Palm Sunday is when we celebrate that great entry of Jesus into Jerusalem; the Messiah comes in humility, welcomed with cries of ‘Hosanna’, which means ‘save us now, I beseech you’! That perhaps is the motto for this feast, which challenges us to look again at our commitment to loving, knowing, welcoming and following him on our own journey! Read Matthew’s gospel it has lots of hidden details, which tell us that this entry into Jerusalem was an historical happening full of meaning for us all.

The coming of Jesus on an ass is a reference to Zechariahs prophecy ( Zec 9.9) which tells of the Messiah coming in meekness not majesty, whose outward raiment is poverty, not glory or riches. Here is the poor Messiah riding on somebody else’s animal, sitting on an unused, therefore ‘sacred’ colt, fit to carry the ‘most holy one’, yet again it is the beasts of the earth that recognize God where we do not!

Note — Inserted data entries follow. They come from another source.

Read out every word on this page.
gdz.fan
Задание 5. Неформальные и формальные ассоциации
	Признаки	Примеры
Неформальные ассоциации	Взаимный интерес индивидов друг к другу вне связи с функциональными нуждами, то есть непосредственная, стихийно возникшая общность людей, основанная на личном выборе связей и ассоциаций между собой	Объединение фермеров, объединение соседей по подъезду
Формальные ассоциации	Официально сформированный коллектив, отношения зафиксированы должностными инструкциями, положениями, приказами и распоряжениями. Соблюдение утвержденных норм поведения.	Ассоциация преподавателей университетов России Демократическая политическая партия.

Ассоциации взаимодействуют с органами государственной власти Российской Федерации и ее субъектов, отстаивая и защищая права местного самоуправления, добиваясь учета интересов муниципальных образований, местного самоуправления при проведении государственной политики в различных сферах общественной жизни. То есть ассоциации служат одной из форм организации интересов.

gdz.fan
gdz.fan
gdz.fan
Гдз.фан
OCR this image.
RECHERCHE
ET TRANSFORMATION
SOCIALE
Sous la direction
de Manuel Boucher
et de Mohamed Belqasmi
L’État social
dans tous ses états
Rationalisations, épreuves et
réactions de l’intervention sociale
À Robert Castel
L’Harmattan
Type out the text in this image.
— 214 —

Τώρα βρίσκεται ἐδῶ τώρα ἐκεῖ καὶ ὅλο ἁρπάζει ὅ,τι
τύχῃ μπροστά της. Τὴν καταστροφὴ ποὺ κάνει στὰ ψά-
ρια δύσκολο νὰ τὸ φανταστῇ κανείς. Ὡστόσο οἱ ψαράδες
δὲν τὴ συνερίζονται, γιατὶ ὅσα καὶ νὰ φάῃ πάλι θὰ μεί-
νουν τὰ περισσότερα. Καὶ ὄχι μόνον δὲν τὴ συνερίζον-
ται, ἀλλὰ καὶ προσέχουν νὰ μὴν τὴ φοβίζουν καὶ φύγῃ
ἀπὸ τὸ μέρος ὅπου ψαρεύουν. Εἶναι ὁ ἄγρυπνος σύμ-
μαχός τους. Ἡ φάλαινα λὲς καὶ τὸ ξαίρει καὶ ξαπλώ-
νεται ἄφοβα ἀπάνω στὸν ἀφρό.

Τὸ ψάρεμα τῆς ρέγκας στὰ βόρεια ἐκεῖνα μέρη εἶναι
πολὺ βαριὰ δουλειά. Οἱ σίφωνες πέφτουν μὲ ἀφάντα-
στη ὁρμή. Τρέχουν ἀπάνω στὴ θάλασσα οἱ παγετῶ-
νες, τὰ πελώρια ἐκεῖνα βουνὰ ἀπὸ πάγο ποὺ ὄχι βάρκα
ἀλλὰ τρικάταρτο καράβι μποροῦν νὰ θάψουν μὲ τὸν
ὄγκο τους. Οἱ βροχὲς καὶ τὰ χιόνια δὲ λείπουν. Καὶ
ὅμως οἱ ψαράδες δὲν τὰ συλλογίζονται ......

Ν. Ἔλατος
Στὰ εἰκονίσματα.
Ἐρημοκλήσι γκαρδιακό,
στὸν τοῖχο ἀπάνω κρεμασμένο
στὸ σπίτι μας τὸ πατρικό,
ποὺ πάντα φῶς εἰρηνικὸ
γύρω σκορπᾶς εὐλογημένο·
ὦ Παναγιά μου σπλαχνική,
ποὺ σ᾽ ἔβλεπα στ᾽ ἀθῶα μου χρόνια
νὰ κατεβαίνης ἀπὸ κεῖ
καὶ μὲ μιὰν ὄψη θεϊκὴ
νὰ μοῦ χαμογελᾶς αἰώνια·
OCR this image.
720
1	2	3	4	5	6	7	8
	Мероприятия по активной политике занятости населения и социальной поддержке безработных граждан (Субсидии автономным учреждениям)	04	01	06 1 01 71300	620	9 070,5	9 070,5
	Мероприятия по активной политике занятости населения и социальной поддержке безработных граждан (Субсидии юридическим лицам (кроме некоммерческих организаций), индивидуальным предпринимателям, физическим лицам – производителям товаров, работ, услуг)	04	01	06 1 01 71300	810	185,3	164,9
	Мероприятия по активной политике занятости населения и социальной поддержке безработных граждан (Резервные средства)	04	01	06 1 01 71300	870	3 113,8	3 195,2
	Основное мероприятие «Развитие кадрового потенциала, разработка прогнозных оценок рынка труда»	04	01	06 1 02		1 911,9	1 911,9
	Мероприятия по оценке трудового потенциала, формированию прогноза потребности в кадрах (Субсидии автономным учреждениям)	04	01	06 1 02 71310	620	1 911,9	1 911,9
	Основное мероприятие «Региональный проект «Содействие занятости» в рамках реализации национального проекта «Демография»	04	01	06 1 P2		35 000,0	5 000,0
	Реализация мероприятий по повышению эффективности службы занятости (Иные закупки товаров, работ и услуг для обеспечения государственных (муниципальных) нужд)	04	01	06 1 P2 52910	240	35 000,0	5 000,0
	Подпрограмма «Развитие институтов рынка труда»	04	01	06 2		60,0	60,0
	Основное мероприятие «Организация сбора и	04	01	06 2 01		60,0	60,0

All of this points to a reversal of power structures, yes even in the Church, for this Messiah loves the poor, forgives the sinner, reaches out to the dispossessed, is there at the margins in all situations, his gift is mercy without end! He challenges the fashions of our own age where covetousness, ambition, pride and arrogance are hallmarks of ‘success’. At the end of this Gospel this question is asked: are we prepared to take on the real demands of following him?

Fr Robin Gibbons is an Eastern Rite Chaplain for the Melkite Greek Catholics in Britain.